Otda Menjadi Feodalisme Terselubung
Emrus ; Pakar Komunikasi Politik Universitas Pelita Harapan
MEDIA INDONESIA, 29 November 2012



SEJAK bergulirnya reformasi, Indonesia meninggalkan sentralistis dan memilih otonomi daerah (otda) sebagai pola pembangunan. Kenyataan menunjukkan, otda telah memberikan pertumbuhan ekonomi di berbagai daerah di Indonesia. Sayangnya, implementasi otda justru melahirkan pemimpin dan birokrat daerah koruptif. Perilaku korupsi di daerah semakin semarak. Bahkan telah terjadi ‘pemerataan korupsi’ di seluruh daerah di Indonesia.

Karena itu, kita saat ini menghadapi tantangan besar untuk mengelola perekonomian daerah sebagai akibat dari integritas pejabat daerah yang sangat rendah. Itu diperburuk lagi dengan sejumlah peraturan daerah (perda) yang tumpang-tindih serta penegakan hukum yang tidak berpihak kepada keadilan hukum.

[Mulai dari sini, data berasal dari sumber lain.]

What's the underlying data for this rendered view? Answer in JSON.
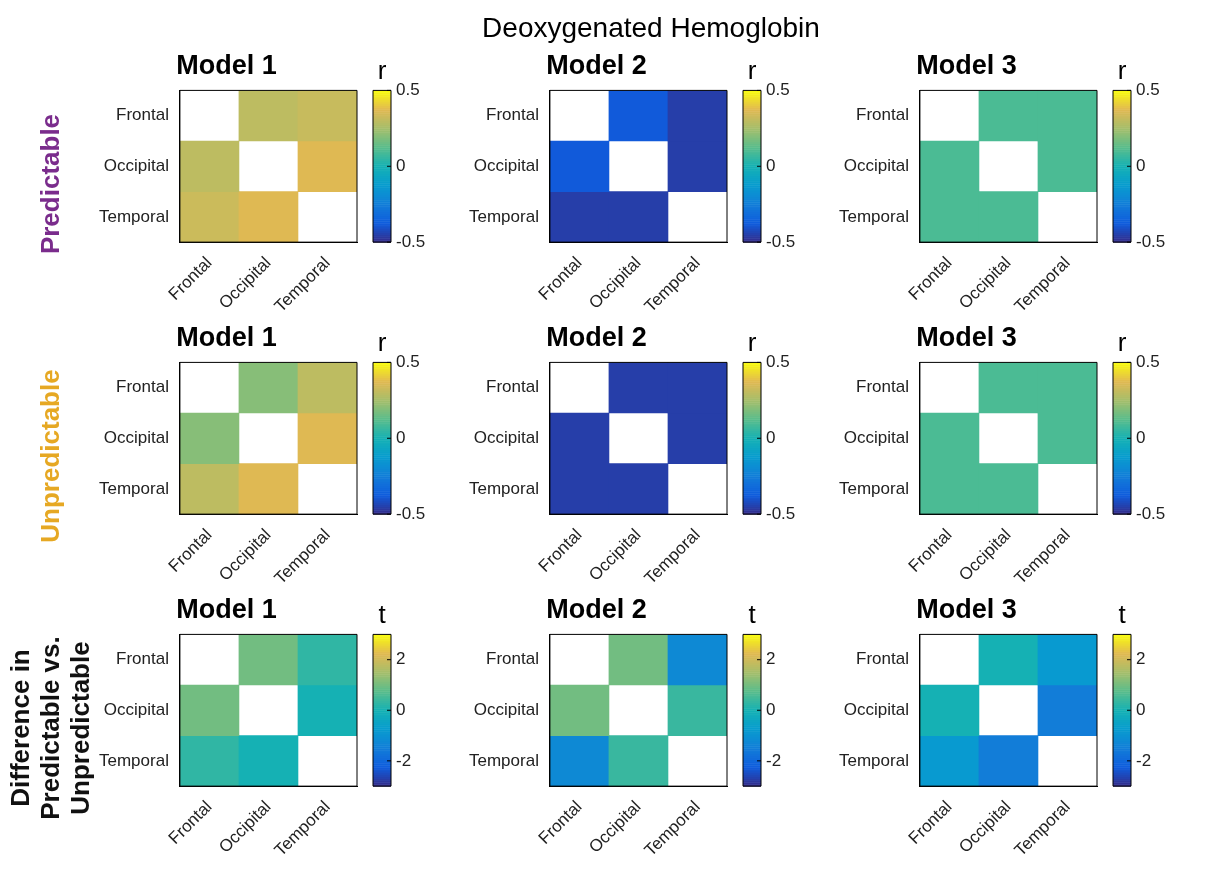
{
  "chart_data": [
    {
      "type": "heatmap",
      "title": "Model 1",
      "ylabel": "Predictable",
      "clabel": "r",
      "annotations": [
        "Deoxygenated Hemoglobin"
      ],
      "categories": [
        "Frontal",
        "Occipital",
        "Temporal"
      ],
      "y_categories": [
        "Frontal",
        "Occipital",
        "Temporal"
      ],
      "cells": [
        [
          null,
          0.3,
          0.32
        ],
        [
          0.3,
          null,
          0.37
        ],
        [
          0.33,
          0.37,
          null
        ]
      ],
      "clim": [
        -0.5,
        0.5
      ],
      "cticks": [
        -0.5,
        0,
        0.5
      ]
    },
    {
      "type": "heatmap",
      "title": "Model 2",
      "clabel": "r",
      "categories": [
        "Frontal",
        "Occipital",
        "Temporal"
      ],
      "y_categories": [
        "Frontal",
        "Occipital",
        "Temporal"
      ],
      "cells": [
        [
          null,
          -0.38,
          -0.45
        ],
        [
          -0.38,
          null,
          -0.45
        ],
        [
          -0.45,
          -0.45,
          null
        ]
      ],
      "clim": [
        -0.5,
        0.5
      ],
      "cticks": [
        -0.5,
        0,
        0.5
      ]
    },
    {
      "type": "heatmap",
      "title": "Model 3",
      "clabel": "r",
      "categories": [
        "Frontal",
        "Occipital",
        "Temporal"
      ],
      "y_categories": [
        "Frontal",
        "Occipital",
        "Temporal"
      ],
      "cells": [
        [
          null,
          0.1,
          0.1
        ],
        [
          0.1,
          null,
          0.1
        ],
        [
          0.1,
          0.1,
          null
        ]
      ],
      "clim": [
        -0.5,
        0.5
      ],
      "cticks": [
        -0.5,
        0,
        0.5
      ]
    },
    {
      "type": "heatmap",
      "title": "Model 1",
      "ylabel": "Unpredictable",
      "clabel": "r",
      "categories": [
        "Frontal",
        "Occipital",
        "Temporal"
      ],
      "y_categories": [
        "Frontal",
        "Occipital",
        "Temporal"
      ],
      "cells": [
        [
          null,
          0.2,
          0.3
        ],
        [
          0.2,
          null,
          0.37
        ],
        [
          0.3,
          0.37,
          null
        ]
      ],
      "clim": [
        -0.5,
        0.5
      ],
      "cticks": [
        -0.5,
        0,
        0.5
      ]
    },
    {
      "type": "heatmap",
      "title": "Model 2",
      "clabel": "r",
      "categories": [
        "Frontal",
        "Occipital",
        "Temporal"
      ],
      "y_categories": [
        "Frontal",
        "Occipital",
        "Temporal"
      ],
      "cells": [
        [
          null,
          -0.45,
          -0.45
        ],
        [
          -0.45,
          null,
          -0.45
        ],
        [
          -0.45,
          -0.45,
          null
        ]
      ],
      "clim": [
        -0.5,
        0.5
      ],
      "cticks": [
        -0.5,
        0,
        0.5
      ]
    },
    {
      "type": "heatmap",
      "title": "Model 3",
      "clabel": "r",
      "categories": [
        "Frontal",
        "Occipital",
        "Temporal"
      ],
      "y_categories": [
        "Frontal",
        "Occipital",
        "Temporal"
      ],
      "cells": [
        [
          null,
          0.1,
          0.1
        ],
        [
          0.1,
          null,
          0.1
        ],
        [
          0.1,
          0.1,
          null
        ]
      ],
      "clim": [
        -0.5,
        0.5
      ],
      "cticks": [
        -0.5,
        0,
        0.5
      ]
    },
    {
      "type": "heatmap",
      "title": "Model 1",
      "ylabel": "Difference in Predictable vs. Unpredictable",
      "clabel": "t",
      "categories": [
        "Frontal",
        "Occipital",
        "Temporal"
      ],
      "y_categories": [
        "Frontal",
        "Occipital",
        "Temporal"
      ],
      "cells": [
        [
          null,
          1,
          0.3
        ],
        [
          1,
          null,
          0
        ],
        [
          0.3,
          0,
          null
        ]
      ],
      "clim": [
        -3,
        3
      ],
      "cticks": [
        -2,
        0,
        2
      ]
    },
    {
      "type": "heatmap",
      "title": "Model 2",
      "clabel": "t",
      "categories": [
        "Frontal",
        "Occipital",
        "Temporal"
      ],
      "y_categories": [
        "Frontal",
        "Occipital",
        "Temporal"
      ],
      "cells": [
        [
          null,
          1,
          -1.2
        ],
        [
          1,
          null,
          0.4
        ],
        [
          -1.2,
          0.4,
          null
        ]
      ],
      "clim": [
        -3,
        3
      ],
      "cticks": [
        -2,
        0,
        2
      ]
    },
    {
      "type": "heatmap",
      "title": "Model 3",
      "clabel": "t",
      "categories": [
        "Frontal",
        "Occipital",
        "Temporal"
      ],
      "y_categories": [
        "Frontal",
        "Occipital",
        "Temporal"
      ],
      "cells": [
        [
          null,
          0,
          -0.8
        ],
        [
          0,
          null,
          -1.5
        ],
        [
          -0.8,
          -1.5,
          null
        ]
      ],
      "clim": [
        -3,
        3
      ],
      "cticks": [
        -2,
        0,
        2
      ]
    }
  ]
}
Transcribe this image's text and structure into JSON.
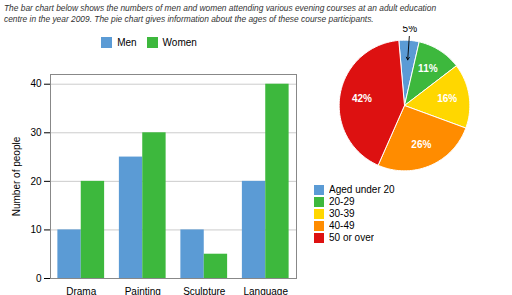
{
  "chart_data": [
    {
      "type": "bar",
      "title": "The bar chart below shows the numbers of men and women attending various evening courses at an adult education\ncentre in the year 2009. The pie chart gives information about the ages of these course participants.",
      "categories": [
        "Drama",
        "Painting",
        "Sculpture",
        "Language"
      ],
      "series": [
        {
          "name": "Men",
          "color": "#5b9bd5",
          "values": [
            10,
            25,
            10,
            20
          ]
        },
        {
          "name": "Women",
          "color": "#3db83d",
          "values": [
            20,
            30,
            5,
            40
          ]
        }
      ],
      "ylabel": "Number of people",
      "ylim": [
        0,
        42
      ],
      "yticks": [
        0,
        10,
        20,
        30,
        40
      ],
      "grid": true,
      "legend": "top"
    },
    {
      "type": "pie",
      "categories": [
        "Aged under 20",
        "20-29",
        "30-39",
        "40-49",
        "50 or over"
      ],
      "values": [
        5,
        11,
        16,
        26,
        42
      ],
      "value_labels": [
        "5%",
        "11%",
        "16%",
        "26%",
        "42%"
      ],
      "data_labels": true,
      "colors": [
        "#5b9bd5",
        "#3db83d",
        "#ffd700",
        "#ff8c00",
        "#dd1111"
      ],
      "legend": "bottom"
    }
  ]
}
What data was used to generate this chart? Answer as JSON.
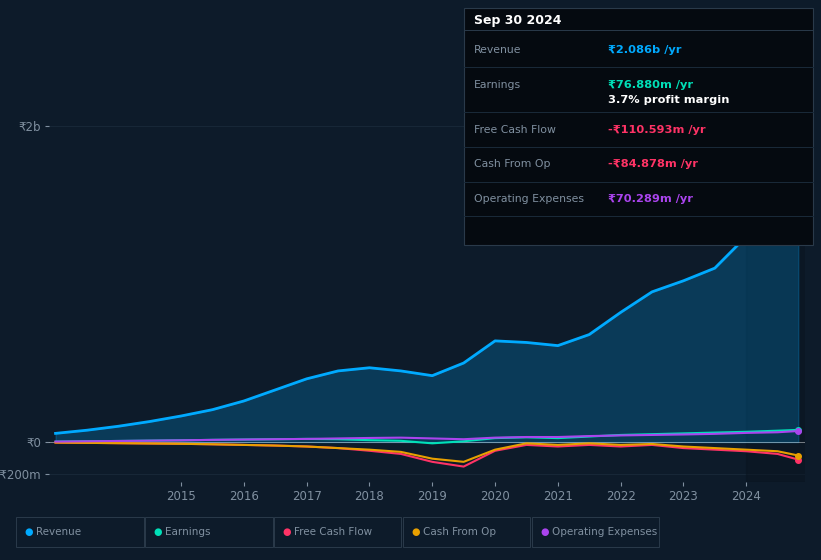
{
  "bg_color": "#0d1b2a",
  "plot_bg_color": "#0d1b2a",
  "grid_color": "#1a2a3a",
  "text_color": "#8090a0",
  "title_color": "#ffffff",
  "years": [
    2013.0,
    2013.5,
    2014.0,
    2014.5,
    2015.0,
    2015.5,
    2016.0,
    2016.5,
    2017.0,
    2017.5,
    2018.0,
    2018.5,
    2019.0,
    2019.5,
    2020.0,
    2020.5,
    2021.0,
    2021.5,
    2022.0,
    2022.5,
    2023.0,
    2023.5,
    2024.0,
    2024.5,
    2024.83
  ],
  "revenue": [
    55,
    75,
    100,
    130,
    165,
    205,
    260,
    330,
    400,
    450,
    470,
    450,
    420,
    500,
    640,
    630,
    610,
    680,
    820,
    950,
    1020,
    1100,
    1300,
    1800,
    2086
  ],
  "earnings": [
    3,
    5,
    7,
    9,
    11,
    14,
    16,
    18,
    20,
    18,
    12,
    8,
    -8,
    5,
    25,
    30,
    25,
    35,
    45,
    50,
    55,
    60,
    65,
    72,
    77
  ],
  "fcf": [
    -3,
    -5,
    -7,
    -9,
    -11,
    -14,
    -18,
    -22,
    -28,
    -38,
    -55,
    -75,
    -125,
    -155,
    -55,
    -18,
    -28,
    -18,
    -28,
    -18,
    -38,
    -48,
    -58,
    -75,
    -111
  ],
  "cashfromop": [
    -3,
    -5,
    -7,
    -9,
    -11,
    -14,
    -18,
    -22,
    -28,
    -38,
    -48,
    -62,
    -105,
    -125,
    -48,
    -8,
    -18,
    -8,
    -18,
    -12,
    -28,
    -38,
    -48,
    -58,
    -85
  ],
  "opex": [
    3,
    5,
    7,
    9,
    11,
    14,
    16,
    18,
    20,
    23,
    26,
    28,
    23,
    18,
    28,
    32,
    32,
    38,
    42,
    45,
    48,
    52,
    58,
    62,
    70
  ],
  "revenue_color": "#00aaff",
  "earnings_color": "#00e0b8",
  "fcf_color": "#ff3366",
  "cashfromop_color": "#e8a000",
  "opex_color": "#aa44ee",
  "revenue_fill_alpha": 0.22,
  "ylim_min": -250,
  "ylim_max": 2300,
  "ytick_positions": [
    -200,
    0,
    2000
  ],
  "ytick_labels": [
    "-₹200m",
    "₹0",
    "₹2b"
  ],
  "xtick_positions": [
    2015,
    2016,
    2017,
    2018,
    2019,
    2020,
    2021,
    2022,
    2023,
    2024
  ],
  "shade_start": 2024.0,
  "infobox": {
    "title": "Sep 30 2024",
    "rows": [
      {
        "label": "Revenue",
        "value": "₹2.086b /yr",
        "value_color": "#00aaff",
        "extra": null
      },
      {
        "label": "Earnings",
        "value": "₹76.880m /yr",
        "value_color": "#00e0b8",
        "extra": "3.7% profit margin"
      },
      {
        "label": "Free Cash Flow",
        "value": "-₹110.593m /yr",
        "value_color": "#ff3366",
        "extra": null
      },
      {
        "label": "Cash From Op",
        "value": "-₹84.878m /yr",
        "value_color": "#ff3366",
        "extra": null
      },
      {
        "label": "Operating Expenses",
        "value": "₹70.289m /yr",
        "value_color": "#aa44ee",
        "extra": null
      }
    ]
  },
  "legend_items": [
    {
      "label": "Revenue",
      "color": "#00aaff"
    },
    {
      "label": "Earnings",
      "color": "#00e0b8"
    },
    {
      "label": "Free Cash Flow",
      "color": "#ff3366"
    },
    {
      "label": "Cash From Op",
      "color": "#e8a000"
    },
    {
      "label": "Operating Expenses",
      "color": "#aa44ee"
    }
  ]
}
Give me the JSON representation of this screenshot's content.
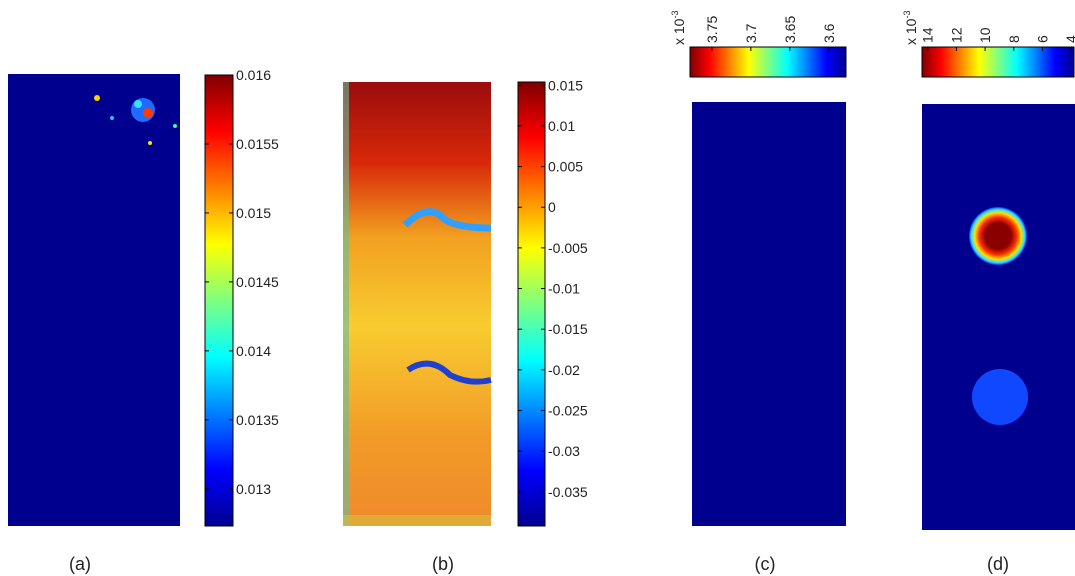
{
  "panels": [
    {
      "label": "(a)",
      "colorbar": {
        "orientation": "vertical",
        "lim": [
          0.01273,
          0.016
        ],
        "ticks": [
          0.016,
          0.0155,
          0.015,
          0.0145,
          0.014,
          0.0135,
          0.013
        ]
      }
    },
    {
      "label": "(b)",
      "colorbar": {
        "orientation": "vertical",
        "lim": [
          -0.0392,
          0.0154
        ],
        "ticks": [
          0.015,
          0.01,
          0.005,
          0,
          -0.005,
          -0.01,
          -0.015,
          -0.02,
          -0.025,
          -0.03,
          -0.035
        ]
      }
    },
    {
      "label": "(c)",
      "colorbar": {
        "orientation": "horizontal",
        "lim": [
          3.778,
          3.578
        ],
        "ticks": [
          3.75,
          3.7,
          3.65,
          3.6
        ],
        "multiplier": "x 10",
        "exponent": "-3"
      }
    },
    {
      "label": "(d)",
      "colorbar": {
        "orientation": "horizontal",
        "lim": [
          14.4,
          3.8
        ],
        "ticks": [
          14,
          12,
          10,
          8,
          6,
          4
        ],
        "multiplier": "x 10",
        "exponent": "-3"
      }
    }
  ]
}
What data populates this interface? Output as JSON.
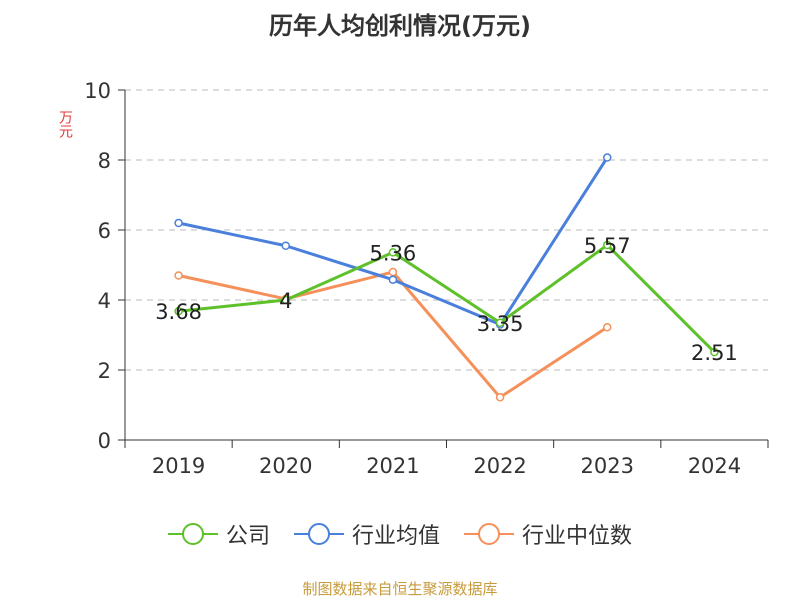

Kenyataan menunjukkan acap kali kepala daerah sebagai posisi strategis membuat kebijakan dan bertindak yang berpihak kepada kepentingan elite politik di daerah. Tidak mengherankan kepala daerah, DPRD, dan pejabat birokrasi yang berselera rendah memanfaatkan wewenang mereka dengan berbagai upaya menggerogoti APBN dan APBD untuk memperkaya diri sendiri dan untuk biaya politik. Sebelum menjadi kepala daerah, mereka telah menggelontorkan dana sangat besar (puluhan bahkan ratusan miliar rupiah) untuk membayar partai sebagai kendaraan politik dan biaya kampanye pemilu kada. Selain itu, korupsi kepala daerah diperuntukkan biaya politik mempertahankan kekuasaan pada kali kedua berikutnya. Ongkos pemilu kada yang mahal mendorong mereka memanfaatkan jabatan untuk menguras APBD.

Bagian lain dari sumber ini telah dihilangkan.